Progetto D (per Nuovo Palazzo CEE - Bruxelles) 50x50 - olio su tela, 1994

L’Unione Europea nel 1993 indiceva un concorso per l’arredo artistico del nuovo Palazzo a Bruxelles. “Unità e comprensione fra gli uomini”, questo il titolo e questo il tema. Morago, selezionato tra quasi 1500 artisti a rappresentare l’Italia, realizza per il piano presidenziale un complesso di opere, tra cui l’eccezionale “fregio” di 2x22 metri: lo anima una dialettica di universali polarità, le quali culminano nella forma ideale dell’unità nella molteplicità e della comprensione nella diversità.
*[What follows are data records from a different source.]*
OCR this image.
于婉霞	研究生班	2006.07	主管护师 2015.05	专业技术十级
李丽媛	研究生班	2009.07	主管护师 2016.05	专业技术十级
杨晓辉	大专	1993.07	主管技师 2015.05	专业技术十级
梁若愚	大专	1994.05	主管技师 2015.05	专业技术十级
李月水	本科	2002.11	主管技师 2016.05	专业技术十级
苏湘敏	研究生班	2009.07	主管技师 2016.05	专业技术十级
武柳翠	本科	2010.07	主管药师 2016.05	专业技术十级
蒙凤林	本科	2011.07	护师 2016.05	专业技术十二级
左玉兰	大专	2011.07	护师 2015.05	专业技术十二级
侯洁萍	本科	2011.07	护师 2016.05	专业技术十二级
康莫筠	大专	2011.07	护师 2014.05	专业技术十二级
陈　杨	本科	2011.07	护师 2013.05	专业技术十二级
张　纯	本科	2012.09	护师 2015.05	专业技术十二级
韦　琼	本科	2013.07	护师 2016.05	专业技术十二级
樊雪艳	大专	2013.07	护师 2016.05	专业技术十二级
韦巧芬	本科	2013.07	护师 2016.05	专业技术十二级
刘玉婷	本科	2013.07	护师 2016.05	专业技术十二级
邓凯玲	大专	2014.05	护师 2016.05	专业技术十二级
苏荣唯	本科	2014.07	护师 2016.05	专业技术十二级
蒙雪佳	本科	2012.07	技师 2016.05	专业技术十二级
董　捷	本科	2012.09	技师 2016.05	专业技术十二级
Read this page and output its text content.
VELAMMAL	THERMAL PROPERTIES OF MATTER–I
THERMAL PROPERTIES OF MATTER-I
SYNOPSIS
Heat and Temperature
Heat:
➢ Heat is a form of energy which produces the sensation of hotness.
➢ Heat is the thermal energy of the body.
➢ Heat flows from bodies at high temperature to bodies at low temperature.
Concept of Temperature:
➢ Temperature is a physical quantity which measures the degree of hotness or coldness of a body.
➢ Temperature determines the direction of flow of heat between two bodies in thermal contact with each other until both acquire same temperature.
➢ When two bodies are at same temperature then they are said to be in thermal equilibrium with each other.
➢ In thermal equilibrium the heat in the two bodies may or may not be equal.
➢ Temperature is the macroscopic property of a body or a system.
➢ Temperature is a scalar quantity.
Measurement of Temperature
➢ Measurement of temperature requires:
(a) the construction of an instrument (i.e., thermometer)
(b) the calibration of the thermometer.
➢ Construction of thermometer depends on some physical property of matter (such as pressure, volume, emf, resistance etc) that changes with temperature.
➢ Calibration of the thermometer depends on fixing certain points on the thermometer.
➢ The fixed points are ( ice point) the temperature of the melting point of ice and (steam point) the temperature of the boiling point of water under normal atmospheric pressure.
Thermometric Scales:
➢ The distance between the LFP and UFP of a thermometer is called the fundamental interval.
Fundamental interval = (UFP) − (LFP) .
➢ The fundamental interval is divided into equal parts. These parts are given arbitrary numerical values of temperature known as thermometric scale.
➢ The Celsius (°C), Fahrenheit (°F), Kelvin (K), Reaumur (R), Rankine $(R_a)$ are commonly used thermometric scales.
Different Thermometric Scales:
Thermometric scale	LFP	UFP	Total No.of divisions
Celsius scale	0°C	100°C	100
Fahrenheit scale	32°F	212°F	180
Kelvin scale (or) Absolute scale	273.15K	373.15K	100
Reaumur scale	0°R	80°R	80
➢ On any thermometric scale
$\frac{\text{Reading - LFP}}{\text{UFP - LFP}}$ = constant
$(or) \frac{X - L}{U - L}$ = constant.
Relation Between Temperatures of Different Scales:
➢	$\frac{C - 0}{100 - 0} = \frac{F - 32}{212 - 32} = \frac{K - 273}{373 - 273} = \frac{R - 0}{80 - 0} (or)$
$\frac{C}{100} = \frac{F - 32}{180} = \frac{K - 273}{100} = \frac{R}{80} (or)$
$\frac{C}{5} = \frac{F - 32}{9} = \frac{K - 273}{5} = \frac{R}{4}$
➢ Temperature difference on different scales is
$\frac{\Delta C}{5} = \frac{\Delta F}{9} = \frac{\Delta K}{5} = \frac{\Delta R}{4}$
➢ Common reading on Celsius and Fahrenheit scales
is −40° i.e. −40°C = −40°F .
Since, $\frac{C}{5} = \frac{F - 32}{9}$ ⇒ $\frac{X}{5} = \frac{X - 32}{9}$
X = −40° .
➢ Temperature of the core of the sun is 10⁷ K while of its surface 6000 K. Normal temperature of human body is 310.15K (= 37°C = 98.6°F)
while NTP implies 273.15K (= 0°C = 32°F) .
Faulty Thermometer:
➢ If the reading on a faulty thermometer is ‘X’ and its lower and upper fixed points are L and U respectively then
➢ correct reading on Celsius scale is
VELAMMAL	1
Inoltre, essendo svolto linearmente, riconduce alla sua storia l’Europa che, attraverso transiti temporali e comunque dentro una metafora circolare, evolve ora nell’istituzione comunitaria. Di questa dinamica, in maniera diversificata, sono forieri tutti gli otto bozzetti preparatori. Nel “Progetto D”, con la disposizione delle tre bande rosse verticali dal piede convergente al centro, umanizzate nel dolore sofferto e nette sullo sfondo bicolore bianco/terra-cielo/nero, Morago evoca una crocifissione, sulla quale piove una luce di rivelazione divina. Per sua stessa dichiarazione, il maestro si è ispirato al Rinascimento di Piero della Francesca (Polittico della Misericordia a San Sepolcro), volendo precisamente fermare quel momento in cui Gesù fonda la sua chiesa e alla madre proferisce: “Donna, ecco il tuo figlio!,” indicando Giovanni, al quale la raccomanda con “Ecco, la tua madre!” È, dunque, un invito dotto quello di Morago, che ci giunge penetrante perché riannoda la storia dell’Europa alle sue radici cristiane e rinascimentali fino a farne le coordinate essenziali per l’imprescindibile unità dei popoli europei.